The mechanism of POAF is comparable with that of PEAF. Rotor activity was similar in both groups, but focal activity was numerically less common in the POAF group, which may be related to differences in atrial tissue remodeling. In POAF, transient substrate changes seem to facilitate the development of AF. A better understanding of atrial tissue changes by mapping and tissue analysis should lead to better preventive approaches.

摘要

背景

心脏手术后常发生房性心动过速(POAF),且与预后不良相关。POAF 的高治愈率引发了对其电生理机制的疑问。尽管 POAF 很常见,但迄今为止,其电生理机制从未被评估过。

方法

10 例 POAF 患者(5 例男性;平均年龄 75 ± 5 岁)接受了非侵入性的 3 维逐搏映射,并与 10 例行心脏直视手术的持续性术前房颤(PEAF)患者(6 例男性;平均年龄 70 ± 10 岁)进行比较。
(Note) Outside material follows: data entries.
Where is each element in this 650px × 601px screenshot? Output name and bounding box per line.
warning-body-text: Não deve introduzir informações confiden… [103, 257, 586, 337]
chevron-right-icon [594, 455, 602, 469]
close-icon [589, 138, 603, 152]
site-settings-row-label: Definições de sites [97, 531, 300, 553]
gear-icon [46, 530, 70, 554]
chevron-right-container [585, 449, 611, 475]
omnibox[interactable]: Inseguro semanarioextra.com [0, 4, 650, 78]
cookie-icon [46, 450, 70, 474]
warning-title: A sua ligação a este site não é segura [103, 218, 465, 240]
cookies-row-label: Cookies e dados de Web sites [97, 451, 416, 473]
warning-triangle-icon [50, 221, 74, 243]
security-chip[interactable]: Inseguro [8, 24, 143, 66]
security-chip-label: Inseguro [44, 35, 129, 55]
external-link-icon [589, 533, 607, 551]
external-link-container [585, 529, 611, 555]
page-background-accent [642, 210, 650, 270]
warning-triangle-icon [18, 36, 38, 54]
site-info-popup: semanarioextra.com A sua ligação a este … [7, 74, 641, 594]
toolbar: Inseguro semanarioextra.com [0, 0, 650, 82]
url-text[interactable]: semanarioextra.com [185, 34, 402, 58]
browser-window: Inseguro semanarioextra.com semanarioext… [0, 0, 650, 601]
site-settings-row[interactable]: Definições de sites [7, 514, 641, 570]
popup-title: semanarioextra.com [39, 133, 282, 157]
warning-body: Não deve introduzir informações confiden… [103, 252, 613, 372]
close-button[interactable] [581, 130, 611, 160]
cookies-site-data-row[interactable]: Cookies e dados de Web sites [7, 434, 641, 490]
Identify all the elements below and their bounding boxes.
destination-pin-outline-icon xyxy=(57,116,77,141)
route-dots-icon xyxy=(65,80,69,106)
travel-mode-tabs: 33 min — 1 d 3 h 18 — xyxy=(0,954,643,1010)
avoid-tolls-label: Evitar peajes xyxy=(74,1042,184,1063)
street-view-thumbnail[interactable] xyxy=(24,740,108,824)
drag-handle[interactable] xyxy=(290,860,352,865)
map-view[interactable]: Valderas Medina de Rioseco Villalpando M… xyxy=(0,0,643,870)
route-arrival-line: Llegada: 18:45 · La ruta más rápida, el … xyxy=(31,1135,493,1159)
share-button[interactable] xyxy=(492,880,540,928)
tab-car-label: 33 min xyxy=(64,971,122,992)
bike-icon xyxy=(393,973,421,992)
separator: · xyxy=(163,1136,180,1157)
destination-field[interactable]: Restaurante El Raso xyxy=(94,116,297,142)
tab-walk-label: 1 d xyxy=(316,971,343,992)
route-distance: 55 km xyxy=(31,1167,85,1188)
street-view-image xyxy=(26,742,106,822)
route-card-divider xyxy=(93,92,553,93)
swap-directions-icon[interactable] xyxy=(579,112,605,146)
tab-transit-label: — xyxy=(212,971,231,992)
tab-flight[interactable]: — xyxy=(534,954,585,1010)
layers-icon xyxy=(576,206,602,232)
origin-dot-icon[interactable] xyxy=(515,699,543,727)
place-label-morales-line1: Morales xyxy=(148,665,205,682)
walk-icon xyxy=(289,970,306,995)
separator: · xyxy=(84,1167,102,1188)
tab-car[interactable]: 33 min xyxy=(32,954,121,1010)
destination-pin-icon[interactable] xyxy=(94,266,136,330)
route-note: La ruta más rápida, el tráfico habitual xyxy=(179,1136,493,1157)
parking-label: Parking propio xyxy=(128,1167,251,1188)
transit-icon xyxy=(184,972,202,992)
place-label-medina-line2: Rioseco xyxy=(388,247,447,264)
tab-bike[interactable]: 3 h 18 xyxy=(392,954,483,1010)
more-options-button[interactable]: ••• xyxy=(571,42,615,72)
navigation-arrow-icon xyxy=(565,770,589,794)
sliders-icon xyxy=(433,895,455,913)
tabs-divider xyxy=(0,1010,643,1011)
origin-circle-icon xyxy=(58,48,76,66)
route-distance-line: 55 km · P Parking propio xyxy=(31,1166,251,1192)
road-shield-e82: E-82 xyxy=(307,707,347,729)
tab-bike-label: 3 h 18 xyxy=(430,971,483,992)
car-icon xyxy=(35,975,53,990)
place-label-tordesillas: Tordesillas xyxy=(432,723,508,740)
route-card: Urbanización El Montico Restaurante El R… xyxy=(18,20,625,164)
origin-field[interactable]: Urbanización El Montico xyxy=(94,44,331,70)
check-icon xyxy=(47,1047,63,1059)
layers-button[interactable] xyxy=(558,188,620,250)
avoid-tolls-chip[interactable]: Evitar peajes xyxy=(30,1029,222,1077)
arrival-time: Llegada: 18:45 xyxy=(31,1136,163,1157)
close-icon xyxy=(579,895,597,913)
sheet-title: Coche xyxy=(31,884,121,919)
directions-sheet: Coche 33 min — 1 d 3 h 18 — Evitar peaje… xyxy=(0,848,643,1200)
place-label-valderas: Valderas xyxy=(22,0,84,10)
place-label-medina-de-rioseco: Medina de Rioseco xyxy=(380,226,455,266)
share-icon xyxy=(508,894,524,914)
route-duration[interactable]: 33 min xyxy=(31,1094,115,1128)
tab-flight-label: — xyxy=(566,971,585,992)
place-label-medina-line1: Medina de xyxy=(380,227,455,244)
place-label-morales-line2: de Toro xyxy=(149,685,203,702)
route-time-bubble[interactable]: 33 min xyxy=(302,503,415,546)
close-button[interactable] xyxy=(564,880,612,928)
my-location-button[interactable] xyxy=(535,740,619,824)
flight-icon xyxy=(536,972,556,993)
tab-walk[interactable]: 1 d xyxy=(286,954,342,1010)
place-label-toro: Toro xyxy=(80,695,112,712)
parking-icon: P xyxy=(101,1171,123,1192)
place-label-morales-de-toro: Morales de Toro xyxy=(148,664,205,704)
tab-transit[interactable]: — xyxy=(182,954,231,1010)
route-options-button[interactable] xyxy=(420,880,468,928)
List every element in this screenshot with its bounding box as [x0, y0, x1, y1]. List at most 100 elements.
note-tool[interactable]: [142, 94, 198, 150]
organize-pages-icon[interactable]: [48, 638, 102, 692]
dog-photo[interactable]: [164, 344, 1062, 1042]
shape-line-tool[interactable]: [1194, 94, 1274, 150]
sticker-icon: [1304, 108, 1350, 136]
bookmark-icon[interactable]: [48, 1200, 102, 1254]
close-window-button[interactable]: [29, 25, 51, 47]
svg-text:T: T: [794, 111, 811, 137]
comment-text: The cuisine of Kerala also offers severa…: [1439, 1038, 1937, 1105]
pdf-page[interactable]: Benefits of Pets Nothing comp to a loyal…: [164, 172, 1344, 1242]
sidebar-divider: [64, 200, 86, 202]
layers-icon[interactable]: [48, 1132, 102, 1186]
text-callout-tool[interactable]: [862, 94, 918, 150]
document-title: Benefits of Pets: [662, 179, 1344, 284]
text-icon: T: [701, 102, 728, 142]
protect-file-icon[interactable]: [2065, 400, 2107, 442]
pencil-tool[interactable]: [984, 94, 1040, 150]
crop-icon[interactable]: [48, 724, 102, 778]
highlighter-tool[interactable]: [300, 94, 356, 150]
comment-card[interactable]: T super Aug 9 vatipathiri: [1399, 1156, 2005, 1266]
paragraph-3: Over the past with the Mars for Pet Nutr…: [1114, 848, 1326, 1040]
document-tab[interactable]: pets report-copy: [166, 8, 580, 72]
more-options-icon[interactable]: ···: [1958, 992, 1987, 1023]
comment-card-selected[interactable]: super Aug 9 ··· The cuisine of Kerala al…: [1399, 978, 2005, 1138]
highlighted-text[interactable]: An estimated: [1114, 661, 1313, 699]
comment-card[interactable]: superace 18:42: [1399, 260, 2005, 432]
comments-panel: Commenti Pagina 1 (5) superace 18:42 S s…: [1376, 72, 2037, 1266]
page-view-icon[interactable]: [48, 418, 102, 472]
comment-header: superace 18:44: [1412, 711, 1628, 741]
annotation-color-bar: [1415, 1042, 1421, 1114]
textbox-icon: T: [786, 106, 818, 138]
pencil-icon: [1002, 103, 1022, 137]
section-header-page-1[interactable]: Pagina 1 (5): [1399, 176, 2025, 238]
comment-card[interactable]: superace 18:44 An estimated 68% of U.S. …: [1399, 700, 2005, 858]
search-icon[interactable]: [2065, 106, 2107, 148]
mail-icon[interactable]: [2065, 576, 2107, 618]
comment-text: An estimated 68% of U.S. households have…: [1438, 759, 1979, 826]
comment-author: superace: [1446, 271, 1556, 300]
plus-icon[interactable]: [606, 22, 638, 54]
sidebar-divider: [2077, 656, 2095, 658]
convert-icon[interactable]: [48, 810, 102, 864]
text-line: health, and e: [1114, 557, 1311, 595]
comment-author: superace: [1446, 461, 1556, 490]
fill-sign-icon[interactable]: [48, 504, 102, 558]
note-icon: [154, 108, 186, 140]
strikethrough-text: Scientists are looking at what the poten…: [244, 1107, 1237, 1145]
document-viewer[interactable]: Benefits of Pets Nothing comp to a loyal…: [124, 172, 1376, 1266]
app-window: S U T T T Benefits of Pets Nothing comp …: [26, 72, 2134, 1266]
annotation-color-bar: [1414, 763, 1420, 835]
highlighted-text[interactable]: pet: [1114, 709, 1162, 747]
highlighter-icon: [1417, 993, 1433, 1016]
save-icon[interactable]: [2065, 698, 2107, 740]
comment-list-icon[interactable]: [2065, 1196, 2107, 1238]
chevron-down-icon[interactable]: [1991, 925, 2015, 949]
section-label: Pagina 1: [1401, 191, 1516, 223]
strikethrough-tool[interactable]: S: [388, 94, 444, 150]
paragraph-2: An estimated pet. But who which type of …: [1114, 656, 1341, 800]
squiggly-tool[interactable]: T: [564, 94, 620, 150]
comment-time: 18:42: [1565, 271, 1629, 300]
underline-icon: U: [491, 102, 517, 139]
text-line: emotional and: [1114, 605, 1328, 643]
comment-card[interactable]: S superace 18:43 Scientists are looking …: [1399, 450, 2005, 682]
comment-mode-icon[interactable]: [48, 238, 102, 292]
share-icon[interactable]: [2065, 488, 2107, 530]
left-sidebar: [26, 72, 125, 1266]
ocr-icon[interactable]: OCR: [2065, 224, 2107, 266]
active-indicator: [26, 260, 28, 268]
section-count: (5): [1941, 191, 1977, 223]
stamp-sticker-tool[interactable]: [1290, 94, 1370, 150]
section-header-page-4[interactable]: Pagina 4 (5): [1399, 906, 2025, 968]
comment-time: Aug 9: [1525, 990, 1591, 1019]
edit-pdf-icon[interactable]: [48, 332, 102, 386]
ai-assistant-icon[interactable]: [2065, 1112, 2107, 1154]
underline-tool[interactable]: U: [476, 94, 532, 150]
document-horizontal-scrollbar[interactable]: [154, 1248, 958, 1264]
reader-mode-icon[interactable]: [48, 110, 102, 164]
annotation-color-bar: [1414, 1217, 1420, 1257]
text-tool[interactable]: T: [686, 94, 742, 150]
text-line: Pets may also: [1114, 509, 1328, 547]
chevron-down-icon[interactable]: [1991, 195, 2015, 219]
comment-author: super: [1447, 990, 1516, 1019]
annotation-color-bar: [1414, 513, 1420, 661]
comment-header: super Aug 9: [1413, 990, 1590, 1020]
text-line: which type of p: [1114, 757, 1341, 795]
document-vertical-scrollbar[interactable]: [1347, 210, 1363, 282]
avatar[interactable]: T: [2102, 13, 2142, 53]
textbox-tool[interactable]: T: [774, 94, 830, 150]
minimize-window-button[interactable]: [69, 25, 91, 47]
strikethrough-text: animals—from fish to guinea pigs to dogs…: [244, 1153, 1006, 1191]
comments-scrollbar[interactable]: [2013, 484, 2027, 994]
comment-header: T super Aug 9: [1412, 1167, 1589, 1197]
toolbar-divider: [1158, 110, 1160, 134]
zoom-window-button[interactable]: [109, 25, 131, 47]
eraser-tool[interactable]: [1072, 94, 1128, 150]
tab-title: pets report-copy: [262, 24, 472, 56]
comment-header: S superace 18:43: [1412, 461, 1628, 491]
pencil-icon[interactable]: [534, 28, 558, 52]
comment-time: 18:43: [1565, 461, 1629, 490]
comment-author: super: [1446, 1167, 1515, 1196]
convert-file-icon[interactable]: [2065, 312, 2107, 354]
采用经验证的波尔多分类法比较 3 维图谱的局灶和转子活动的性质和位置。

结果

所有患者的两个心房均存在转子活动;POAF 组共映射到 299 个转子(平均 30 ± 12 个),PEAF 组为 289 个(平均 29 ± 22 个)。两组中最常见的宏观折返区域均为肺静脉区域。左心房和左心耳活动占 299 个 POAF 组中所有驱动因素的 59%(177 个)和 289 个 PEAF 组中的 62%(180 个)。所有患者均记录到右心房的转子活动。POAF 组中仅 2 例患者捕获到局灶活动,PEAF 组中 6 例患者捕获到局灶活动。

结论

POAF 的机制与 PEAF 相似。两组的转子活动相似,但 POAF 组的局灶活动数量较少,这可能与心房组织重构的差异有关。在 POAF 中,短暂的底物变化似乎有助于房颤的发生。通过映射和组织分析更好地了解心房组织变化,应能导致更好的预防方法。